Vinhos de talha e a galinha dos ovos de ouro

Por Rui Falcão

Os vinhos de talha, vinhos fermentados e por vezes estagiados em ânforas de barro, começam finalmente a estar na moda em Portugal depois de terem ganho notoriedade em diversos países do mundo.

Ao contrário do que se poderá pensar numa análise mais apressada, é sobretudo entre os mercados de consumo mais maduro, nos países com conhecimentos mais sólidos e consistentes, que estes vinhos começaram a ganhar peso, conquistando um nicho de mercado não negligenciável e que pode oferecer mais-valias financeiras relevantes.

Entre os muitos países europeus e as múltiplas regiões vinícolas do velho continente, emergiram duas regiões que se anunciam como catalisadoras desta forma de fazer vinho — a região da confluência entre a Itália e a Eslovénia, no Friuli, e a Sicília, nas profundezas do Mediterrâneo. Apesar de estarmos a falar de duas regiões italianas, nada no passado recente de Itália poderia pressagiar tal futuro, já que as origens dos vinhos de talha, vinhos de ânfora de barro, advêm do extremo oriental europeu, da região de confluência entre a Ásia menor e o Cáucaso. Se quisermos apontar para o nome de um país em concreto teremos então de mencionar a Geórgia, pátria espiritual e material do vinho na sua forma mais primária e elementar.

Mas o que tantas vezes esquecemos, tanto internamente como na comunicação com os restantes países do mundo, é que existe um segundo ponto de tradição milenar no capítulo dos vinhos de ânfora, um nome que nos é familiar e que nos deveria encher de orgulho. Essa região situa-se em Portugal e dá pelo nome de Alentejo, região que aprendeu a fazer vinhos através desta técnica desde que foi conquistada e colonizada pelos invasores romanos há pouco mais de dois mil anos. Só nestas duas regiões situadas nos antípodas da Europa é que a tradição dos vinhos de talha se foi mantendo consistente e corrente, uma tradição que o lento passar do tempo não foi capaz de apagar.
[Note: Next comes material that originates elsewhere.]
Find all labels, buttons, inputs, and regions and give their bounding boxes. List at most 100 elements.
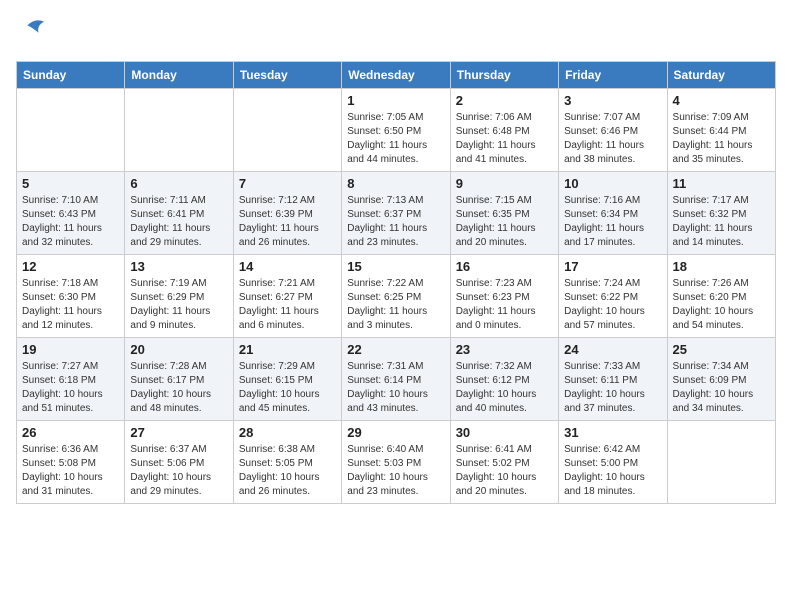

Talhas de barro para a fermentação de mostos e posteriormente para a eventual armazenagem de vinho cuja praxis constitui, ainda hoje, uma prática corrente e que se afirma como parte integrante da identidade cultural alentejana. Talhas de barro de todos os tamanhos e feitios construídas de forma artesanal mas magistral por talheiros exímios. Barro poroso que obrigava a uma impermeabilização cuidada com pês, uma resina natural de pinheiro, segundo processos e fórmulas ancestrais conduzidos por gerações sucessivas de pesgadores, profissão a que hoje poucos se dedicam.

Talhas que continuam hoje a servir, tal como no passado, para produzir vinhos brancos e tintos segundo uma visão muito particular do vinho que é reflectida de uma forma radicalmente diferente dos actuais paradigmas da enologia. Vinhos clássicos, telúricos e austeros sem a fruta e a limpidez de aromas que a maioria dos vinhos correntes de hoje beneficia mas também sem o grau de artificialidade, cinzentismo e ausência de carácter que corrói tantos vinhos actuais. Vinhos fermentados a temperaturas mais elevadas, sujeitos a um ambiente oxidativo em lugar do ambiente redutor que hoje tanto privilegiamos, submetidos a macerações prolongadas com as películas, livres de filtrações e demais labuta a que os vinhos contemporâneos são subordinados.